For of course she loved him. He had rescued her. He had married her. And he was beautiful and sweet and kind. It would be very strange if she did not love him. It was not such an earth-shattering revelation.
And it made no difference to anything.
Except to make her heart hurt a little bit more.
“There,” he said softly. “Now you have it. Trust yourself. Trust the water.”
And she felt his hands slide away from beneath her.
She kept her eyes on his face. She did not sink. And she did not need his hands. She would never allow herself to need them. Or him, except in a purely material way, for she would starve without his support. But not in any other way. She might want, but there was a difference between wanting and needing.
She could float alone.
She could live alone.
He floated beside her, his hand occasionally touching hers, and she looked up at the sky. It was a vast, deep blue, with a few puffs of white cloud.
So relaxed. So beautiful. With a dull ache in the throat.
She turned her head to look at him, swallowed a mouthful of water, and scrambled and splashed her way to her feet. The water came to her chin. They must have floated outward. There was a moment of near-panic as she coughed and waded closer to the shore, drawing him by the hand.

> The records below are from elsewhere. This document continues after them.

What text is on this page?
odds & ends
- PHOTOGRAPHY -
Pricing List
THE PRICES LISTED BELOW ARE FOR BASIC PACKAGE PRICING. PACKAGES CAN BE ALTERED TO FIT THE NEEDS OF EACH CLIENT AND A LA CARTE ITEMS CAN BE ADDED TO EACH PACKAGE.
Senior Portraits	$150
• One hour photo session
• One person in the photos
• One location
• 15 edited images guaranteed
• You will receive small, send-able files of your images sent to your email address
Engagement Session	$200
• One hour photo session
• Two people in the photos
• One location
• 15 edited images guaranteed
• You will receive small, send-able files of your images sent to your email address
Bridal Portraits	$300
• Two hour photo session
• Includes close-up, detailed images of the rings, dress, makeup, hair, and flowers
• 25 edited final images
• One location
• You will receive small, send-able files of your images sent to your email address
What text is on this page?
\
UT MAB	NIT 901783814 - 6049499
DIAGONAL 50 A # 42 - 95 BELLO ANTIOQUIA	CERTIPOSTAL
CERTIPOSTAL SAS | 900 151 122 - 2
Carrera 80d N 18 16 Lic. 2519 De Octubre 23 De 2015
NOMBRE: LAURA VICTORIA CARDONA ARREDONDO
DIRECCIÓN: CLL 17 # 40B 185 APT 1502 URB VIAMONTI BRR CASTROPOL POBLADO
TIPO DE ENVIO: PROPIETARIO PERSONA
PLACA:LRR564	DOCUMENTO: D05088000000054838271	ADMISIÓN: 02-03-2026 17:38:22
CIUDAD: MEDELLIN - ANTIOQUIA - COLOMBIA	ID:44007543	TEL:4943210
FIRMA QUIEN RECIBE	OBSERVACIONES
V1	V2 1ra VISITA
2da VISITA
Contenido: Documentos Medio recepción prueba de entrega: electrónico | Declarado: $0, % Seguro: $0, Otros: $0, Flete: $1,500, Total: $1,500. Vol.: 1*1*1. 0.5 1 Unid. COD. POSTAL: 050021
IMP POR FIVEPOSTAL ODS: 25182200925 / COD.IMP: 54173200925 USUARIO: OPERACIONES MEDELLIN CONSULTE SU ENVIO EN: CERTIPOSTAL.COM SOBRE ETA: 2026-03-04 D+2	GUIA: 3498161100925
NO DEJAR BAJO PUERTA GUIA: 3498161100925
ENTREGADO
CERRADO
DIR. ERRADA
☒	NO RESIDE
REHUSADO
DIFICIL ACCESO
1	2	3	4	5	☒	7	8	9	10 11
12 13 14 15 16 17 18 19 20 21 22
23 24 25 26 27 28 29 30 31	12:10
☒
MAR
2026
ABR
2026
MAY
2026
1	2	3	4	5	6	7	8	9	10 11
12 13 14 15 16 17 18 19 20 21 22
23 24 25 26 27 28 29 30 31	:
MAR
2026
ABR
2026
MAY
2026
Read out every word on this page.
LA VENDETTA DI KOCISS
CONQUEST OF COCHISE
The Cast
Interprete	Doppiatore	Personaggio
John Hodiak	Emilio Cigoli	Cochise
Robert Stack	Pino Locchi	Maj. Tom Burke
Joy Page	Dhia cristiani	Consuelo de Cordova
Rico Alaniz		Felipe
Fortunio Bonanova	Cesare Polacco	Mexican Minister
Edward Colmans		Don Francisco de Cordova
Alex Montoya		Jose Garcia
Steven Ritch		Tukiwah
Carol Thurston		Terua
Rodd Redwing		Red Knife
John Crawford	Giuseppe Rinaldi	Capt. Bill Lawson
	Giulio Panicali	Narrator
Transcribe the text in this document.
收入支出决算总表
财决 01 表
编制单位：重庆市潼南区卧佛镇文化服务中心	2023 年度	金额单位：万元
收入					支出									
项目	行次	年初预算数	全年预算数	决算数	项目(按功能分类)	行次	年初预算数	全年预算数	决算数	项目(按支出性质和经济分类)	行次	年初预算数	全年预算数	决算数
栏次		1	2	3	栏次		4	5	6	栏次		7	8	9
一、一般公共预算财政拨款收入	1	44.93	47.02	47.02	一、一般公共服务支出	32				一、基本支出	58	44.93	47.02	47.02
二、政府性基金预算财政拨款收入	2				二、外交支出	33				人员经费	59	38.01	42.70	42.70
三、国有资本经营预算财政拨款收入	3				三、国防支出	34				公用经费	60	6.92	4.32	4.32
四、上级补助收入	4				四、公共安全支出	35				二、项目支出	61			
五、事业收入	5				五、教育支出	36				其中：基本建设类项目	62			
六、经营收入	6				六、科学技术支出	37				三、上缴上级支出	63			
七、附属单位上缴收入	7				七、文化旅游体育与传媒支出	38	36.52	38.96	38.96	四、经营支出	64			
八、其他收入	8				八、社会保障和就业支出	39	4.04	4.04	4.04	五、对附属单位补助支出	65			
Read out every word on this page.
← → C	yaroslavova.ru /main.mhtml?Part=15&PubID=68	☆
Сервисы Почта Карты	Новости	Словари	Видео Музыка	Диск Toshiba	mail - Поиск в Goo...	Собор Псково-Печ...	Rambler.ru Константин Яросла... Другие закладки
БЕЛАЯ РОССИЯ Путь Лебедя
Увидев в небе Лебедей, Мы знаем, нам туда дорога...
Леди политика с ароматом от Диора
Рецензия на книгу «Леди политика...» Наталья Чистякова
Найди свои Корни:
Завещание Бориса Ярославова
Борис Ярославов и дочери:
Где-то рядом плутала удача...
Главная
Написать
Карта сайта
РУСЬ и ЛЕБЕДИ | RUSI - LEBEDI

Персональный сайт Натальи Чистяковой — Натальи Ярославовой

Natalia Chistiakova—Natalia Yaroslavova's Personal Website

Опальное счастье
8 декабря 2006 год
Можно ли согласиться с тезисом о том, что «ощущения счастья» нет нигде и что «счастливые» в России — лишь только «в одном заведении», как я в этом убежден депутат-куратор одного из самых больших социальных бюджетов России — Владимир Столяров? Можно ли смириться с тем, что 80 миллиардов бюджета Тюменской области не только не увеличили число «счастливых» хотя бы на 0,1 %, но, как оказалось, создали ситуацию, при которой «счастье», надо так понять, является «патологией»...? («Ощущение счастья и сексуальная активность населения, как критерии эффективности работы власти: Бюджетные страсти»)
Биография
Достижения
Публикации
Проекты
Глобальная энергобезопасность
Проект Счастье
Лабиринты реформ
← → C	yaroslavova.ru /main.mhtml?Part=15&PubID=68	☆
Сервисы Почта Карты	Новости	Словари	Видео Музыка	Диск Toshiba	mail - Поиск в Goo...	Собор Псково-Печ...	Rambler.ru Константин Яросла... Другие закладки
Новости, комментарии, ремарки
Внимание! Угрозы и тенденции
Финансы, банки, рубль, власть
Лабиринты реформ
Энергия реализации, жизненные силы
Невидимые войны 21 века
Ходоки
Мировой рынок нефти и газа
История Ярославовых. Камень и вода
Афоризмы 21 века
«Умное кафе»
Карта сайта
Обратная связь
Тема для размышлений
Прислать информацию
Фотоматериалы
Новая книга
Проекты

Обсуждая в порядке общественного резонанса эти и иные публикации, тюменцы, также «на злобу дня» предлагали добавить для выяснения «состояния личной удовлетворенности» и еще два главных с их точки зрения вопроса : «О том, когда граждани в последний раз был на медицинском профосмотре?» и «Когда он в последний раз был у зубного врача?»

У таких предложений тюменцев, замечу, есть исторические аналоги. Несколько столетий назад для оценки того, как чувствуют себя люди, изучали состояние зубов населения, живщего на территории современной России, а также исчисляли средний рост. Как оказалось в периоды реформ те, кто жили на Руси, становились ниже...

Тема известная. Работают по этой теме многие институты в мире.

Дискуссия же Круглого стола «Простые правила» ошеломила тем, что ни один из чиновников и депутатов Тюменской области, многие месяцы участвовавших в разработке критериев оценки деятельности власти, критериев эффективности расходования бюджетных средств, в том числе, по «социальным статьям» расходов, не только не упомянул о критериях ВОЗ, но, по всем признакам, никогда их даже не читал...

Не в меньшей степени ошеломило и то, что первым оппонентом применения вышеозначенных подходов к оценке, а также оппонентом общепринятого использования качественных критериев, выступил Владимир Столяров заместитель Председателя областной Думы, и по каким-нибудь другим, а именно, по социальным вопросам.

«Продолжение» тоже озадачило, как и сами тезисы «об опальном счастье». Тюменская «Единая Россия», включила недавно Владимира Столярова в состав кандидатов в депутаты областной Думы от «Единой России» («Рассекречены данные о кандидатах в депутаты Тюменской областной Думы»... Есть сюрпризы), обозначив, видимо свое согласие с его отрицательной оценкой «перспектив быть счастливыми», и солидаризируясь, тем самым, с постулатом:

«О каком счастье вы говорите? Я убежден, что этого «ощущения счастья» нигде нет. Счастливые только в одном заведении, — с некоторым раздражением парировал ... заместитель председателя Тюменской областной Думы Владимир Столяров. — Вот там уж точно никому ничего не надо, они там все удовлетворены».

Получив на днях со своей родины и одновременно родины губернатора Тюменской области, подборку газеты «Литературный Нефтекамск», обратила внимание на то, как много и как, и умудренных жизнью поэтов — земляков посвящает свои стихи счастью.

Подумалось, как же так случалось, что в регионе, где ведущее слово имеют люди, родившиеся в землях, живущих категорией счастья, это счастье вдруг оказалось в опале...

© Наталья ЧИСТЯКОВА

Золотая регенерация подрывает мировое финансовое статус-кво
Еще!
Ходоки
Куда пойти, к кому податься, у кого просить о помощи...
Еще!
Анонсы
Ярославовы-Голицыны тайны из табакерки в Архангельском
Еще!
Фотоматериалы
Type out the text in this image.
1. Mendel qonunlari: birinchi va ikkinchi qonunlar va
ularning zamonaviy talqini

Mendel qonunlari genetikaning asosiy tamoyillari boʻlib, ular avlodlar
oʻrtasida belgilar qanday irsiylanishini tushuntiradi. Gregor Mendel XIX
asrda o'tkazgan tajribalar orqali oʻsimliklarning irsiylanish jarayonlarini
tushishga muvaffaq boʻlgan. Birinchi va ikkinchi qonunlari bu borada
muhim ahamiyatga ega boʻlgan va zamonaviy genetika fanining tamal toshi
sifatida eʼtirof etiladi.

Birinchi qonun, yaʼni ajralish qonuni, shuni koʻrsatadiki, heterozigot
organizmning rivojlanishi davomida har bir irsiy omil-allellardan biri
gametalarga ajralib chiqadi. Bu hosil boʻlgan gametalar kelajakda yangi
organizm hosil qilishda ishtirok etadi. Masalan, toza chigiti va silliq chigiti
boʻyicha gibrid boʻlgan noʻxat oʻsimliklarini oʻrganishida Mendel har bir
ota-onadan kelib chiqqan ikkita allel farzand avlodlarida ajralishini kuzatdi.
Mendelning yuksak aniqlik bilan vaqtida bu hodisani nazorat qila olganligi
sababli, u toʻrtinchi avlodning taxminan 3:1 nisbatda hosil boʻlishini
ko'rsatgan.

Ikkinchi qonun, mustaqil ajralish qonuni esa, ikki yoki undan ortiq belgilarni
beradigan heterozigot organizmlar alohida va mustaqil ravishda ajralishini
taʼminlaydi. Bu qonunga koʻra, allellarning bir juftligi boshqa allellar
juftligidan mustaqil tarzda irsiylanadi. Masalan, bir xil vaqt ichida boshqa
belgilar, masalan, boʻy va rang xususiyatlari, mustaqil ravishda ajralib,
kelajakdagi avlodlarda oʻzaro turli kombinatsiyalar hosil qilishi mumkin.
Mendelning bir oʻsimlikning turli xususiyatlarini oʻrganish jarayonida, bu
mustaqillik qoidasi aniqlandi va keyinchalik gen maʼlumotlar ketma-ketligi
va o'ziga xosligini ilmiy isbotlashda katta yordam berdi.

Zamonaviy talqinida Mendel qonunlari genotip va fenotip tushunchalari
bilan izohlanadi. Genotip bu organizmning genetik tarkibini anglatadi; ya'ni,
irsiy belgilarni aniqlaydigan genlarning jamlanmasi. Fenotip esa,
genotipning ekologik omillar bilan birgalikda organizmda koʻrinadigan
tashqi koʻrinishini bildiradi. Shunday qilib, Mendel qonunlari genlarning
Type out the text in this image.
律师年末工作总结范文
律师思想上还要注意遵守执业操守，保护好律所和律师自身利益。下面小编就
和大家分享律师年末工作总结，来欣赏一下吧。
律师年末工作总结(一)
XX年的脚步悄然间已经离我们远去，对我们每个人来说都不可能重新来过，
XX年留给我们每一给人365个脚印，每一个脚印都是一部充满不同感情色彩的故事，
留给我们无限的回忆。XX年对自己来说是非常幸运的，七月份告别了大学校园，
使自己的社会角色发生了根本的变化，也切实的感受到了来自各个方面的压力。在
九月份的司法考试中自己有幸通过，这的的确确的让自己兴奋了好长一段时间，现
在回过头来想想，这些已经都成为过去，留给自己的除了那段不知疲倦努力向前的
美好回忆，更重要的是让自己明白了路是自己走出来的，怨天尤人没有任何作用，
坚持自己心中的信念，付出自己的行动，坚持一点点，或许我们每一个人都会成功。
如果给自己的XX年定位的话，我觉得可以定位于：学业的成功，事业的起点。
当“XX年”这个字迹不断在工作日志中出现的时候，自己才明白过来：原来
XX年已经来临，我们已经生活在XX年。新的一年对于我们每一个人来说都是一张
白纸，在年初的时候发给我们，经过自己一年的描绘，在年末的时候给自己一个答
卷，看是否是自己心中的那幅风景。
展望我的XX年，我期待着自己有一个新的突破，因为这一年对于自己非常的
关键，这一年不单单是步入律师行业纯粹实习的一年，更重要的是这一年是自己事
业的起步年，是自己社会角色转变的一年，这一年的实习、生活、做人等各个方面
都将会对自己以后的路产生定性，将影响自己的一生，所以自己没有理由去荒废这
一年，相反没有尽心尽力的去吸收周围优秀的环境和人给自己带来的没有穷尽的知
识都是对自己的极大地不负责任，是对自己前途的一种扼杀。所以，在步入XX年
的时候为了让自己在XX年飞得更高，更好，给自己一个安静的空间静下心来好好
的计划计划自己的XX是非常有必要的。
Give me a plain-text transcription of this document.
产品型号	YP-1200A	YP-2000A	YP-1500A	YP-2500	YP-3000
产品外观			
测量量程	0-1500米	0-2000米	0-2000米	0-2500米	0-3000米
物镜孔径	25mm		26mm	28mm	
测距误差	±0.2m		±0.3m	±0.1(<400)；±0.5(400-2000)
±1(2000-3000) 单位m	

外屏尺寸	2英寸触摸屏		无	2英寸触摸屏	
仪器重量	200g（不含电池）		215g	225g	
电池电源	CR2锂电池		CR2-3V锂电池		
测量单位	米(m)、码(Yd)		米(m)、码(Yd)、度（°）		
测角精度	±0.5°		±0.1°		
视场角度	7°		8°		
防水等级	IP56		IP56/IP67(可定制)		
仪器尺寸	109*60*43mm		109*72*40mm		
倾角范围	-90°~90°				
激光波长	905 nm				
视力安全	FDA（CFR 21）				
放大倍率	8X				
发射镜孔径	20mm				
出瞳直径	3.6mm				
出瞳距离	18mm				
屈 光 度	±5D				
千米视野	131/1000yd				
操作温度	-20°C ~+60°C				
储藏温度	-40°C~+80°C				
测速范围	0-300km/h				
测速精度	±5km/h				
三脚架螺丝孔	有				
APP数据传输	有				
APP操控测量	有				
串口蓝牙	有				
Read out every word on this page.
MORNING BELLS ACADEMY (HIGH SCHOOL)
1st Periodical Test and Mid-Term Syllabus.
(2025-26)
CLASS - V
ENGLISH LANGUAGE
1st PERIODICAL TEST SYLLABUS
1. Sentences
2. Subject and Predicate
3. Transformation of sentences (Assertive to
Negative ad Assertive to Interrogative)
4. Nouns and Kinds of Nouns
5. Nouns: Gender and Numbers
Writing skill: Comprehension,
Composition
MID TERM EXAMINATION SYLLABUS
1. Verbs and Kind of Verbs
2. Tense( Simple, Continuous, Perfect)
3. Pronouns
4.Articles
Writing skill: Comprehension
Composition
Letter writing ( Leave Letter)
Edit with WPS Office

“You must have floated on your own for all of five minutes,” he said. “Well done. Once you can float, you can learn to swim in a trice.”
“Not today, though,” she said. “Allow me to bask in the triumph of one mighty achievement at a time.”
“I am going to swim,” he said, and he turned back into the water and began to swim away into the lake with powerful strokes.
Sophia, standing knee-deep and watching, could almost feel his pleasure.
But how was he going to find his way back, foolish man? He did not have Mr. Fisk beside him today.
She left the water and wrapped a towel about her shoulders. But she did not sit down or take her eyes off him. She shaded them with one hand against the sun.